The source of this kind of language is not just found in the hate of white racists or the disrespect of black rappers. The source of any language that belittles God's good creation of humanity is the sinful heart. And this, by the way, can be found in all of us.


At 9:18 AM, Blogger nooma said...

I could not agree more. I am quite outraged, as you, with the comments issued by Mr. Imus. But you are right when does the double standard end. The likes of the Rev's Al Sharpton and Jesse Jackson (and I say Rev. in the most loose of terms)are tearing our country apart. When does the anti-white mudslinging end. When has a black leader stood up for the real cause and clawed for an end to black on black racism. Other than Bill Cosby (who is appearently a race trader), and Chris Rock (who is not afraid to stand up to anyone and tell them how it is), when has any black celebrity stood up and called for an end to the nonsense. Black america lead by these "Men of the Cloth" should re-examine where they are in this society and look for a way to help heal the wounds that they are inflicting on today. I have quite a few black friends who I would go to the mat for any day of the week. I think both whites and blacks need to come to the table of the Lord and settle this the old fashioned way, with prayer, thanksgiving, and the grace by which only Christ Himself can award us, for He is the one who shed His blood for us on the cross. He must be weeping at the "Right hand of the Father" as His children tear away instead of uniting. We as Christians need to make the first outreach. Let us all put the focus back on the cross and live up to the challenge of Christ by loving our brothers and sisters and serving our Lord and Savior. I really enjoyed your perspective on this issue.
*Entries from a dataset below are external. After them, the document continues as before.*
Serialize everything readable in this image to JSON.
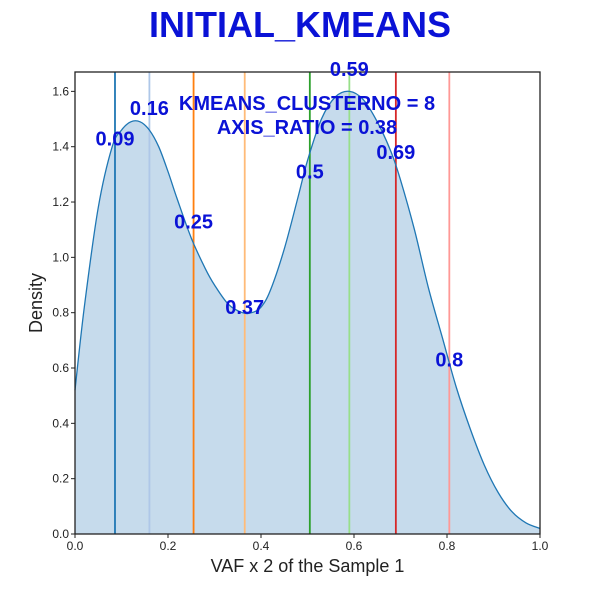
{
  "chart_data": {
    "type": "area",
    "title": "INITIAL_KMEANS",
    "xlabel": "VAF x 2 of the Sample 1",
    "ylabel": "Density",
    "xlim": [
      0.0,
      1.0
    ],
    "ylim": [
      0.0,
      1.67
    ],
    "xticks": [
      "0.0",
      "0.2",
      "0.4",
      "0.6",
      "0.8",
      "1.0"
    ],
    "yticks": [
      "0.0",
      "0.2",
      "0.4",
      "0.6",
      "0.8",
      "1.0",
      "1.2",
      "1.4",
      "1.6"
    ],
    "grid": false,
    "fill_color": "#c6dbec",
    "line_color": "#1f77b4",
    "density": {
      "x": [
        0.0,
        0.02,
        0.05,
        0.08,
        0.1,
        0.12,
        0.14,
        0.16,
        0.18,
        0.2,
        0.22,
        0.25,
        0.28,
        0.3,
        0.33,
        0.36,
        0.38,
        0.4,
        0.42,
        0.45,
        0.48,
        0.5,
        0.53,
        0.56,
        0.59,
        0.62,
        0.65,
        0.68,
        0.7,
        0.73,
        0.76,
        0.79,
        0.82,
        0.85,
        0.88,
        0.91,
        0.94,
        0.97,
        1.0
      ],
      "y": [
        0.52,
        0.82,
        1.18,
        1.4,
        1.46,
        1.49,
        1.49,
        1.46,
        1.4,
        1.31,
        1.21,
        1.07,
        0.96,
        0.9,
        0.83,
        0.8,
        0.8,
        0.82,
        0.88,
        1.03,
        1.22,
        1.35,
        1.5,
        1.58,
        1.6,
        1.57,
        1.49,
        1.38,
        1.28,
        1.1,
        0.89,
        0.71,
        0.53,
        0.38,
        0.25,
        0.15,
        0.08,
        0.04,
        0.02
      ]
    },
    "vlines": [
      {
        "x": 0.086,
        "color": "#1f77b4"
      },
      {
        "x": 0.16,
        "color": "#aec7e8"
      },
      {
        "x": 0.255,
        "color": "#ff7f0e"
      },
      {
        "x": 0.365,
        "color": "#ffbb78"
      },
      {
        "x": 0.505,
        "color": "#2ca02c"
      },
      {
        "x": 0.59,
        "color": "#98df8a"
      },
      {
        "x": 0.69,
        "color": "#d62728"
      },
      {
        "x": 0.805,
        "color": "#ff9896"
      }
    ],
    "annotations": [
      {
        "text": "0.09",
        "x": 0.086,
        "y": 1.43
      },
      {
        "text": "0.16",
        "x": 0.16,
        "y": 1.54
      },
      {
        "text": "0.25",
        "x": 0.255,
        "y": 1.13
      },
      {
        "text": "0.37",
        "x": 0.365,
        "y": 0.82
      },
      {
        "text": "0.5",
        "x": 0.505,
        "y": 1.31
      },
      {
        "text": "0.59",
        "x": 0.59,
        "y": 1.68
      },
      {
        "text": "0.69",
        "x": 0.69,
        "y": 1.38
      },
      {
        "text": "0.8",
        "x": 0.805,
        "y": 0.63
      }
    ],
    "info_lines": [
      "KMEANS_CLUSTERNO = 8",
      "AXIS_RATIO = 0.38"
    ]
  }
}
At 9:39 AM, Blogger Mark said...

Thanks for your comment. A few days after writing this post, I saw something encouraging on the news. Instead of Al Sharpton or Jesse Jackson trying to lead the way, I saw actual pastors make a statement publically.

There was a group of black pastors and leaders that stepped up in front of the media and admitted that the Imus issue was just the tip of the iceburg. They admitted the need in the black community to finally come to terms with the way R&B and rap music speaks about women.

I was really encouraged to see these leaders move the conversation into the black community rather than just point the finger. I think good things can come of this.

At 8:44 AM, Blogger nooma said...

That is encouraging. I am glad to see there are folks from the Black community standing up and calling for reform. Good can come of this.